If I did get the smaller cranks, should I hang on to the larger ones incase they were needed down the road? Or just sell them to offset the cost?

I know losing weight would still be the best remedy, but I just live in a very hilly section of the country. I don't want to hurt my knees from mashing on the pedals at too low of a cadence. What would you all recommend?
You want to put your muscles to work and at some point slow cadence is just part of it, but too low a cadence will strain your knees more than your muscles, and eventually slow your process to fitness goals.
Cadence of 30-40 is just too low.
Need the right tool for the job: that's a 11-34 or 12-34 cassette, a long cage RD, and a compact crank (50-34). I'd say to do it in steps, first change the cassette and RD, but since most likely you'll need a new chain, might as well change the crankset to 50-34 and be done with it in one swoop.
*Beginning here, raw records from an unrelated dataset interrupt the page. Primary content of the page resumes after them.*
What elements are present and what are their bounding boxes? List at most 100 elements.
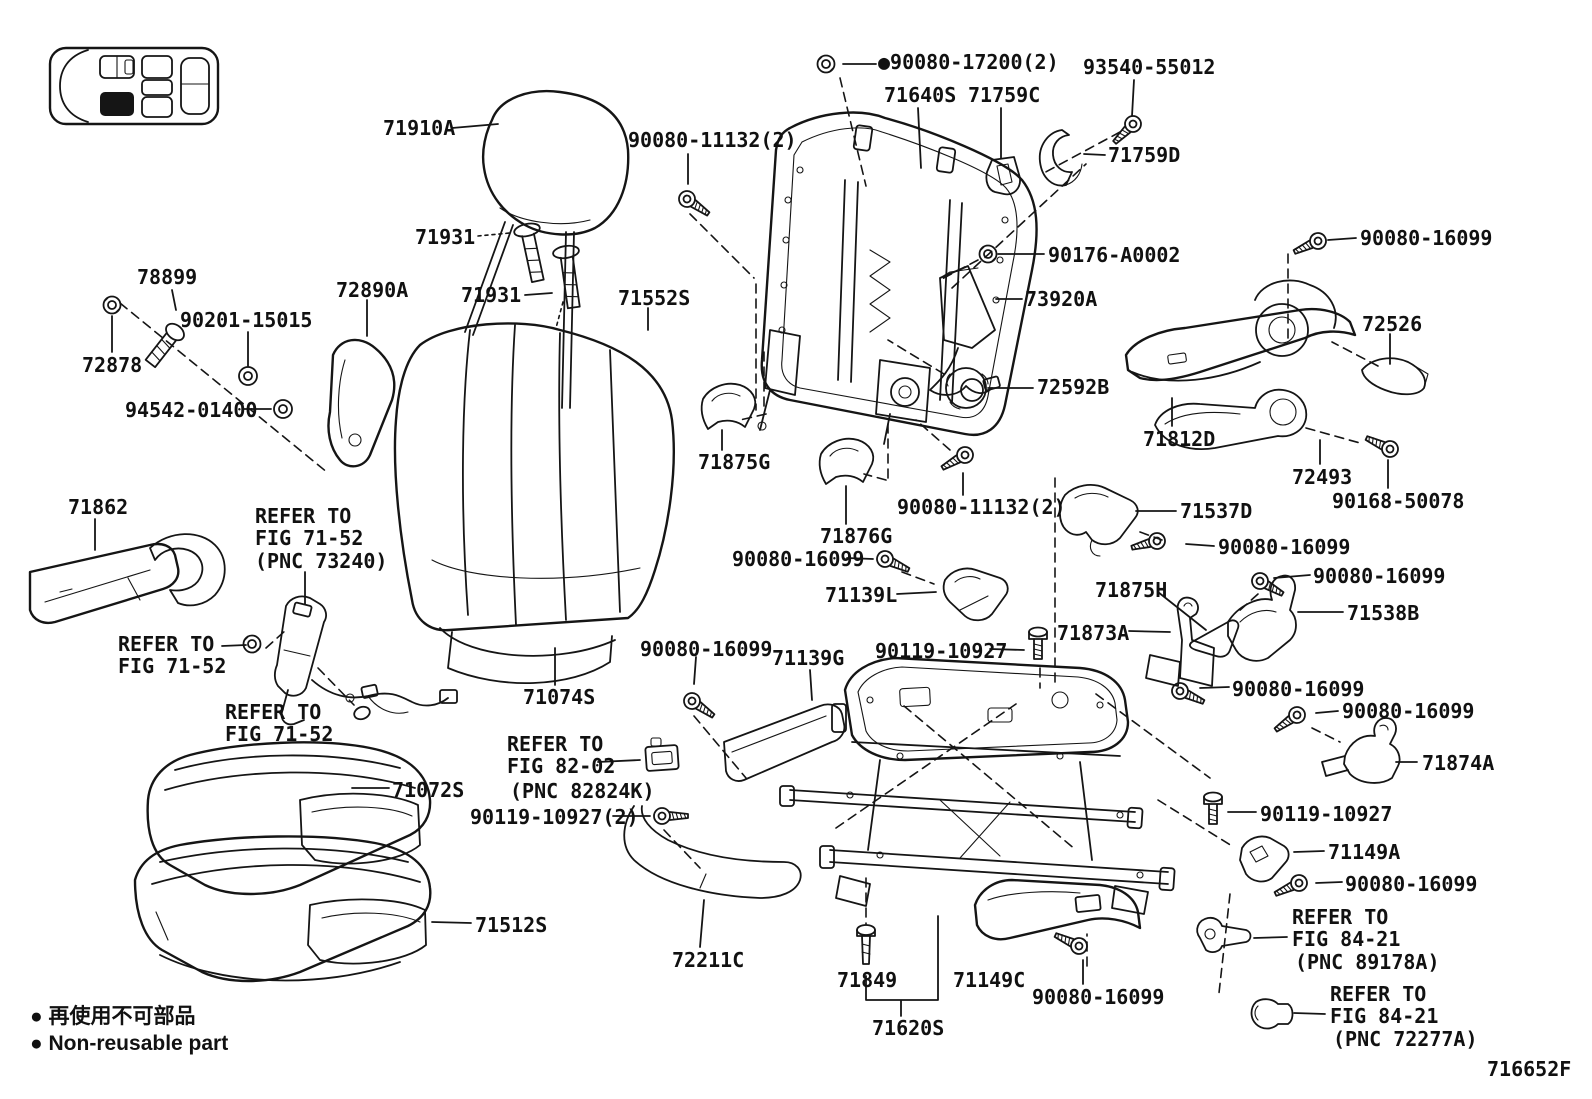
callout-90080-16099-e: 90080-16099 <box>640 637 773 661</box>
bracket-71876G <box>818 437 875 485</box>
callout-refer-8202-1: REFER TO <box>507 732 604 756</box>
bracket-71537D <box>1058 484 1139 557</box>
screw-90080-16099-top <box>1290 229 1330 261</box>
cushion-cover-71512S <box>133 835 432 983</box>
clip-71759D <box>1038 129 1083 187</box>
callout-90080-16099-i: 90080-16099 <box>1032 985 1165 1009</box>
callout-90080-16099-h: 90080-16099 <box>1345 872 1478 896</box>
callout-71759C: 71759C <box>968 83 1041 107</box>
callout-90080-11132-b: 90080-11132(2) <box>897 495 1066 519</box>
callout-90080-16099-g: 90080-16099 <box>1342 699 1475 723</box>
wedge-71875H <box>1189 619 1240 658</box>
connector-82824K <box>644 737 680 772</box>
non-reusable-legend-jp: ● 再使用不可部品 <box>30 1005 196 1028</box>
seatback-frame-71640S <box>757 111 1038 445</box>
callout-71849: 71849 <box>837 968 898 992</box>
riser-71139G <box>723 703 847 782</box>
callout-71149A: 71149A <box>1328 840 1401 864</box>
callout-refer-8202-2: FIG 82-02 <box>507 754 616 778</box>
callout-71139G: 71139G <box>772 646 845 670</box>
callout-90080-16099-f: 90080-16099 <box>1232 677 1365 701</box>
callout-71759D: 71759D <box>1108 143 1181 167</box>
callout-71874A: 71874A <box>1422 751 1495 775</box>
hook-strap-71874A <box>1321 717 1401 784</box>
clip-72277A <box>1250 998 1294 1030</box>
figure-code: 716652F <box>1487 1057 1572 1081</box>
callout-71862: 71862 <box>68 495 129 519</box>
callout-71620S: 71620S <box>872 1016 945 1040</box>
headrest-71910A <box>464 90 630 409</box>
callout-90119-10927-a: 90119-10927 <box>875 639 1008 663</box>
armrest-hardware <box>102 295 293 419</box>
bolt-90119-10927-center <box>1028 626 1048 660</box>
callout-71149C: 71149C <box>953 968 1026 992</box>
bolt-90119-10927-x2 <box>653 807 689 825</box>
screw-90080-16099-bottom <box>1051 926 1091 958</box>
callout-71074S: 71074S <box>523 685 596 709</box>
handle-72493 <box>1154 388 1308 450</box>
leader-lines <box>94 63 1418 1017</box>
callout-90080-16099-top: 90080-16099 <box>1360 226 1493 250</box>
callout-71910A: 71910A <box>383 116 456 140</box>
callout-refer-8202-3: (PNC 82824K) <box>510 779 655 803</box>
callout-71931-b: 71931 <box>461 283 522 307</box>
armrest-72890A <box>327 338 396 468</box>
adjuster-71620S <box>779 656 1176 915</box>
screw-90080-11132-a <box>674 186 714 222</box>
shield-71812D <box>1124 279 1357 382</box>
callout-refer-7152a-3: (PNC 73240) <box>255 549 388 573</box>
callout-refer-7152b-1: REFER TO <box>118 632 215 656</box>
callout-71538B: 71538B <box>1347 601 1420 625</box>
callout-71072S: 71072S <box>392 778 465 802</box>
callout-90080-11132-a: 90080-11132(2) <box>628 128 797 152</box>
callout-71512S: 71512S <box>475 913 548 937</box>
callout-71931-a: 71931 <box>415 225 476 249</box>
callout-71139L: 71139L <box>825 583 898 607</box>
washer-94542-01400 <box>273 399 293 419</box>
belt-buckle-assembly <box>242 595 458 726</box>
callout-refer-8421b-2: FIG 84-21 <box>1330 1004 1439 1028</box>
seatback-cover-71552S <box>393 322 675 684</box>
pin-71849 <box>856 924 876 965</box>
callout-90080-16099-c: 90080-16099 <box>1218 535 1351 559</box>
lever-72526 <box>1361 357 1429 396</box>
callout-78899: 78899 <box>137 265 198 289</box>
stud-78899 <box>144 322 185 369</box>
callout-refer-7152a-2: FIG 71-52 <box>255 526 364 550</box>
cushion-cover-71072S <box>146 741 432 896</box>
bracket-71875G <box>700 382 757 430</box>
callout-71876G: 71876G <box>820 524 893 548</box>
screw-90080-16099-center <box>679 688 719 724</box>
assembly-dashed-lines <box>119 77 1379 994</box>
wire-72211C <box>623 805 802 899</box>
washer-90201-15015 <box>238 366 258 386</box>
bracket-71139L <box>942 567 1009 622</box>
non-reusable-legend-en: ● Non-reusable part <box>30 1032 229 1055</box>
callout-71812D: 71812D <box>1143 427 1216 451</box>
nut-72878 <box>102 295 122 315</box>
callout-refer-8421a-3: (PNC 89178A) <box>1295 950 1440 974</box>
callout-90168-50078: 90168-50078 <box>1332 489 1465 513</box>
screw-90168-50078 <box>1362 429 1402 461</box>
callout-72493: 72493 <box>1292 465 1353 489</box>
nut-90080-17200 <box>816 54 836 74</box>
callout-refer-7152c-2: FIG 71-52 <box>225 722 334 746</box>
callout-71552S: 71552S <box>618 286 691 310</box>
callout-90201-15015: 90201-15015 <box>180 308 313 332</box>
callout-94542-01400: 94542-01400 <box>125 398 258 422</box>
callout-72878: 72878 <box>82 353 143 377</box>
callout-refer-7152b-2: FIG 71-52 <box>118 654 227 678</box>
callout-73920A: 73920A <box>1025 287 1098 311</box>
callout-refer-8421a-1: REFER TO <box>1292 905 1389 929</box>
hook-bracket-71873A <box>1145 596 1215 687</box>
bracket-71538B <box>1227 574 1297 662</box>
callout-90119-10927-b: 90119-10927 <box>1260 802 1393 826</box>
shield-71149C <box>973 878 1142 941</box>
callout-refer-7152c-1: REFER TO <box>225 700 322 724</box>
vehicle-seat-position-icon <box>48 46 220 126</box>
callout-refer-7152a-1: REFER TO <box>255 504 352 528</box>
screw-90080-16099-71149A <box>1271 871 1311 903</box>
callout-71537D: 71537D <box>1180 499 1253 523</box>
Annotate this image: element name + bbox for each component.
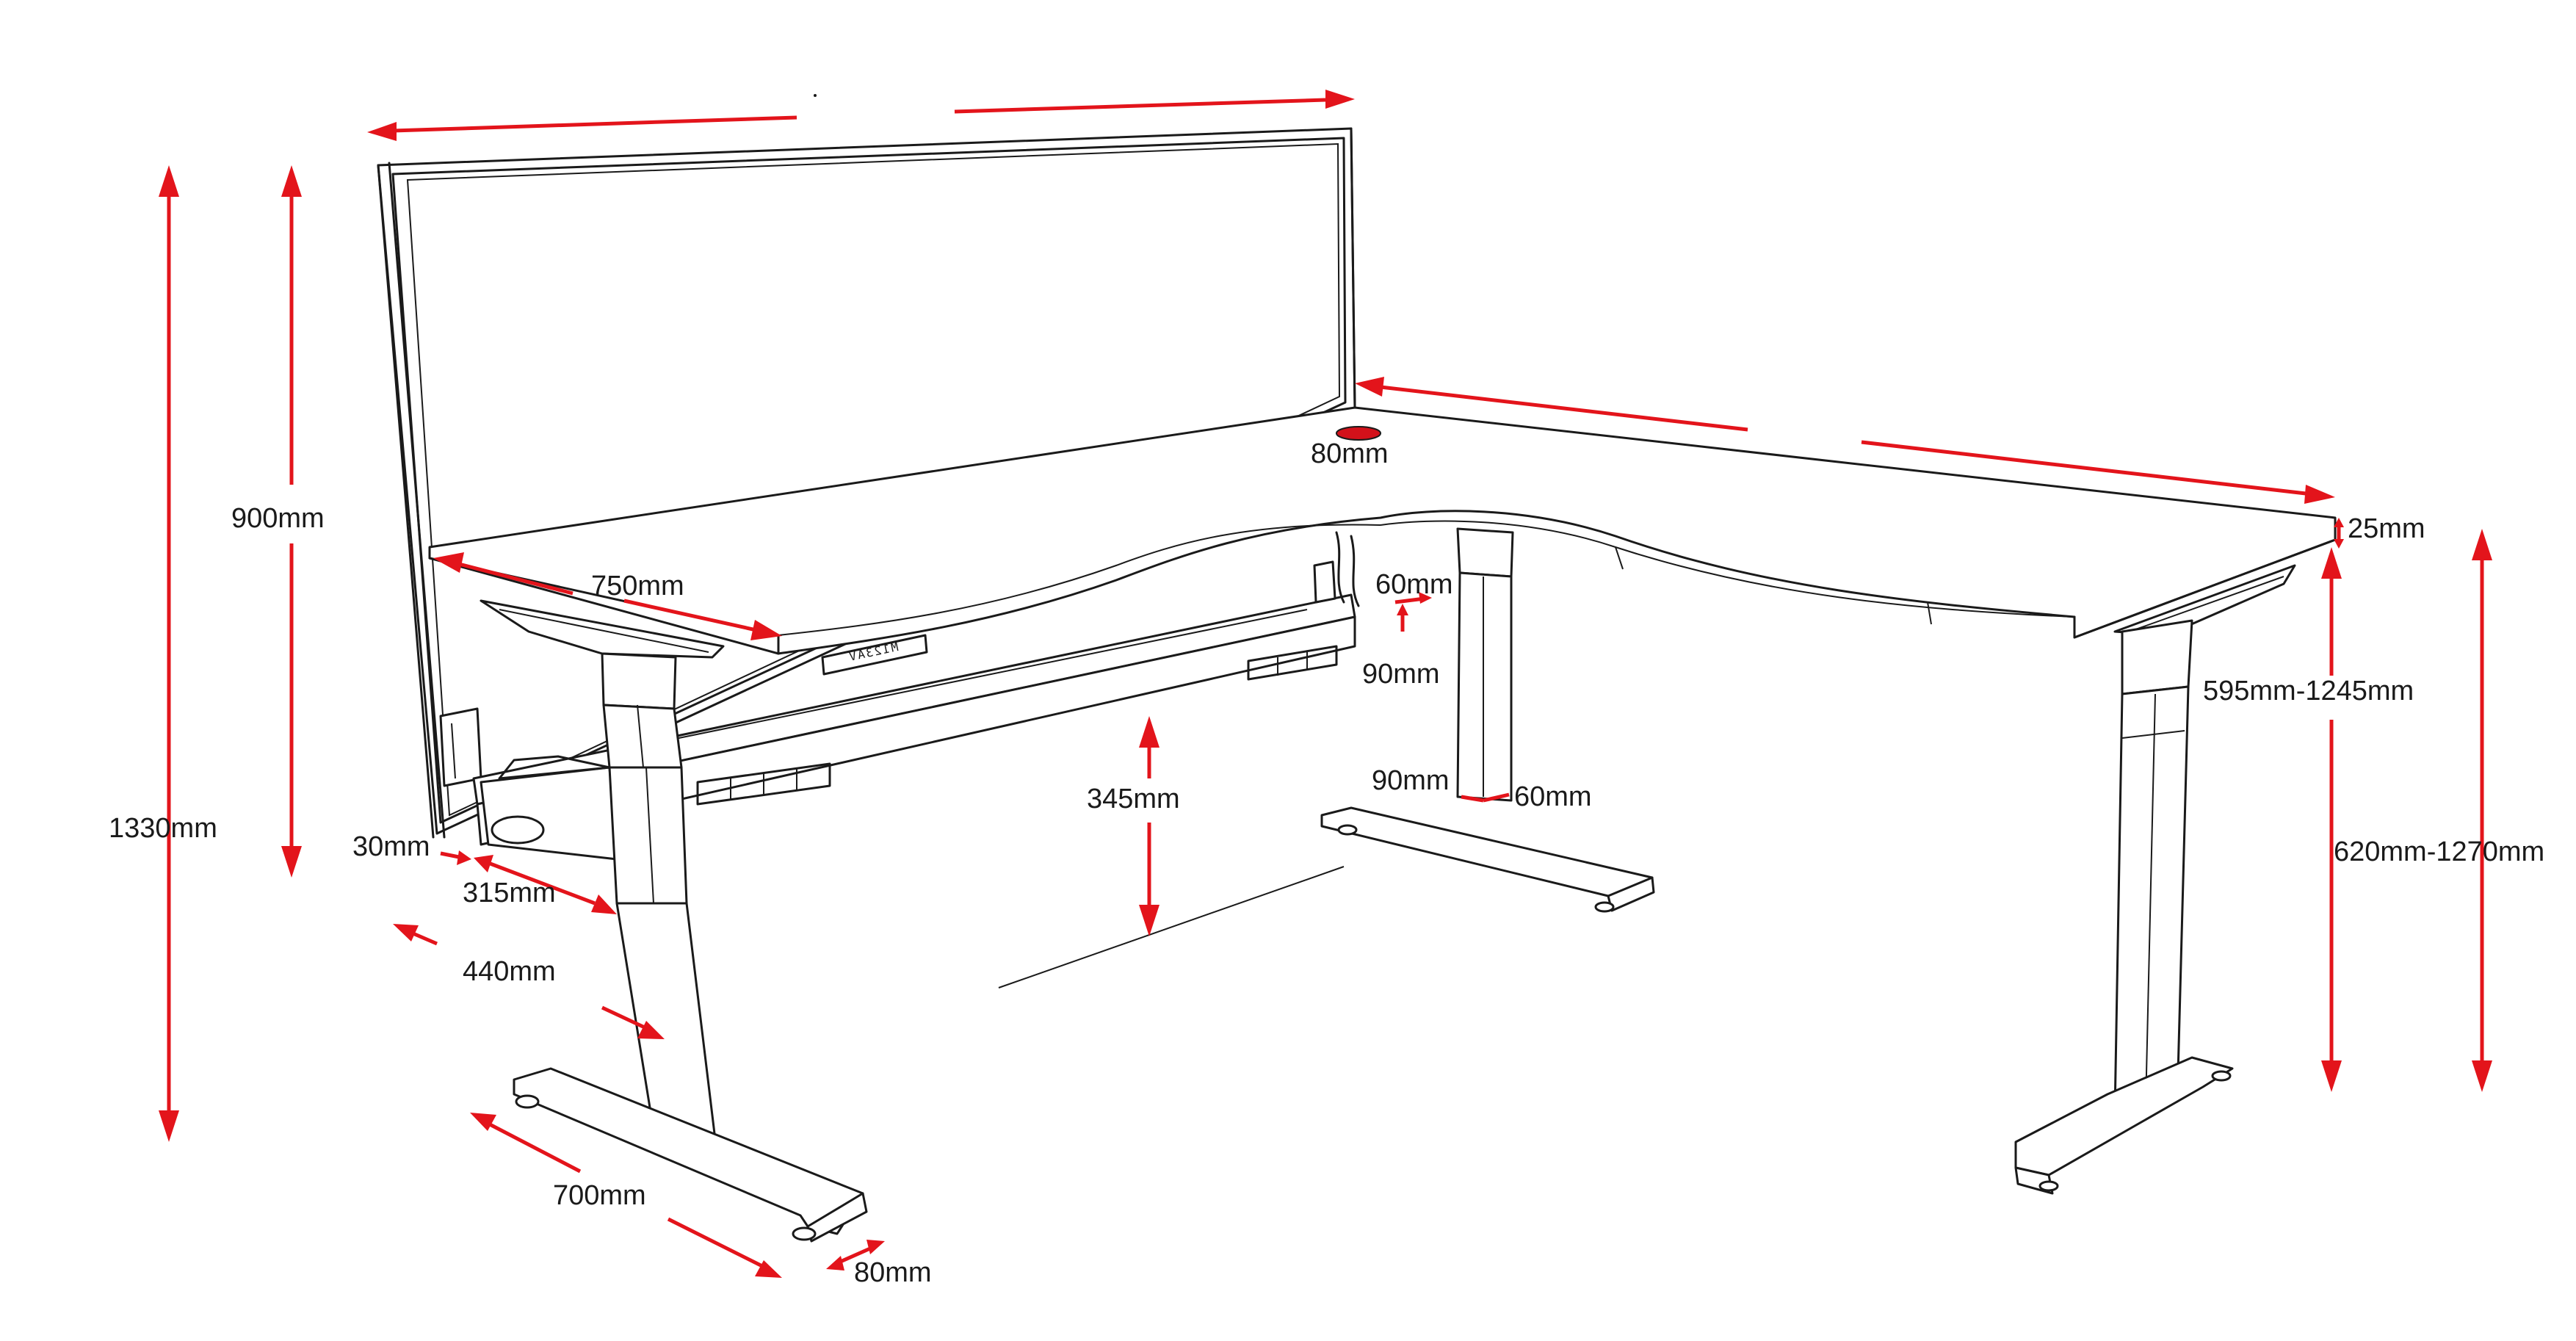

Ratio spacing mentioned is overrated IMO, range is the issue and compacts give you as much range as you'll possibly need. 50-11 or 50-12 gives you plenty of flat/downhill terrain speed (downhill, bodyweight will make you gain speed faster than any spinning so unlikely to outspun 50-12 or 50-11 unless you turn into a downhill demon).
Unlikely to outgrow the set up: If fitness improves to the point that the 34-32-30 cogs stop being used (with cadences 60 and above) you simply change the rear cassette back to the 11-27 you're currently using (no need to do it, just noting that it'll work fine with the long cage RD).